In 1935, after extensive correspondence with Albert Einstein, he proposed what is now called the Schrödinger’s cat thought experiment, a paradox which bears his name.

The case of Schrödinger’s cat is a famous thought experiment that explores the way in which a quantum system, such as an atom or photon, can exist as a combination of multiple states, a phenomenon known as quantum superposition.

An unfortunate cat, which is trapped in a box, may or may not be alive – scientists analyzing the box from the outside cannot know the state of the cat unless they open the box. Thus, the cat is both alive and dead when it is not observed.

Similarly, in quantum physics, subatomic particles may be in one state or another.

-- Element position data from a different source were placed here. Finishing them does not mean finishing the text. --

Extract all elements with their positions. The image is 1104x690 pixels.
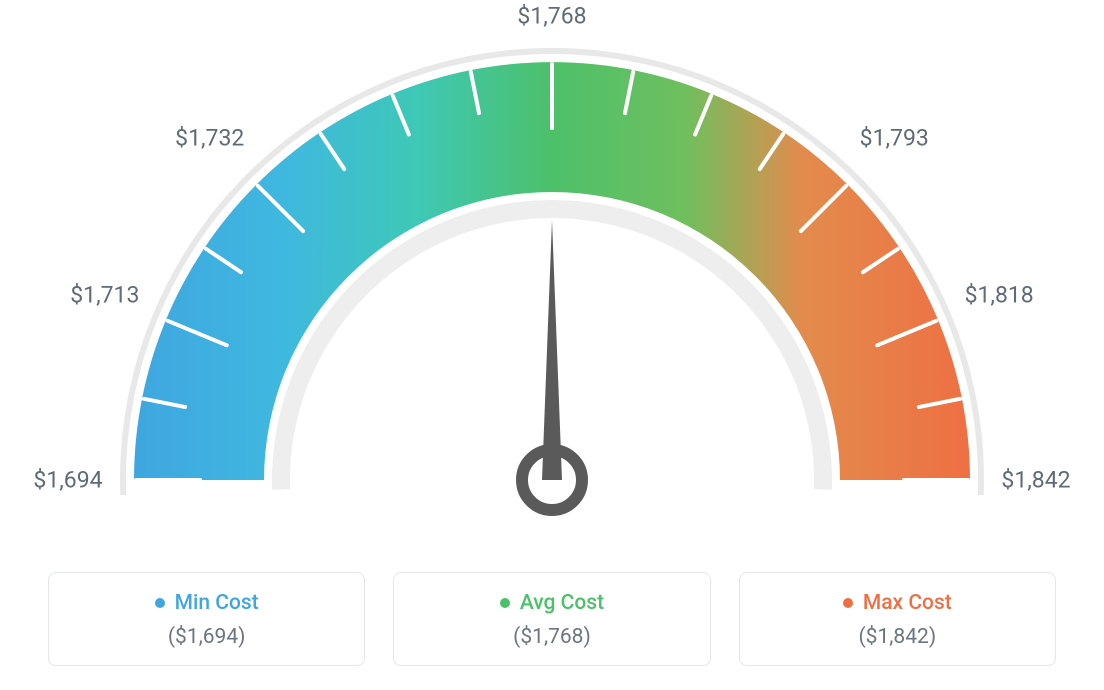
legend-title-max: Max Cost (843, 591, 952, 615)
legend-value-max: ($1,842) (750, 625, 1045, 649)
legend-title-min: Min Cost (155, 591, 259, 615)
gauge-tick-label: $1,694 (33, 467, 102, 494)
gauge-tick-label: $1,842 (1001, 467, 1070, 494)
legend-title-avg: Avg Cost (500, 591, 604, 615)
gauge-tick-label: $1,818 (965, 281, 1034, 308)
gauge-tick-label: $1,768 (517, 3, 586, 30)
gauge-tick-label: $1,732 (175, 124, 244, 151)
legend-card-avg: Avg Cost ($1,768) (393, 572, 710, 666)
gauge-chart: $1,694 $1,713 $1,732 $1,768 $1,793 $1,818 $1,8… (0, 0, 1104, 560)
legend-row: Min Cost ($1,694) Avg Cost ($1,768) Max … (0, 572, 1104, 666)
legend-card-min: Min Cost ($1,694) (48, 572, 365, 666)
legend-card-max: Max Cost ($1,842) (739, 572, 1056, 666)
legend-label-max: Max Cost (863, 591, 952, 615)
gauge-tick-label: $1,793 (860, 124, 929, 151)
legend-value-min: ($1,694) (59, 625, 354, 649)
legend-dot-avg (500, 598, 510, 608)
legend-dot-min (155, 598, 165, 608)
legend-label-avg: Avg Cost (520, 591, 604, 615)
gauge-svg (0, 0, 1104, 560)
legend-value-avg: ($1,768) (404, 625, 699, 649)
legend-dot-max (843, 598, 853, 608)
legend-label-min: Min Cost (175, 591, 259, 615)
gauge-tick-label: $1,713 (70, 281, 139, 308)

Subatomic particles, however, can be “linked” across space.

Here, Chen Wang et al. took two separate spatial cavities and applied light waves in such a way that only one wavelength may exist in the cavities at a time, giving the two spatially separated areas similar qualities. The two cavities were joined by a supercurrent, a current that flows without any voltage applied. The team then subjected photons in one cavity to a maze of gates that gave them a distinct spin. This way, the researchers were able to give the photons two states (like the cat, dead or alive), and they observed the similar state in photons in the adjoining cavity.

So far, Wang et al. have measured “cat sizes” of up to 80 photons, and larger sizes can be achieved by implementing specially controlled pulses, the authors say.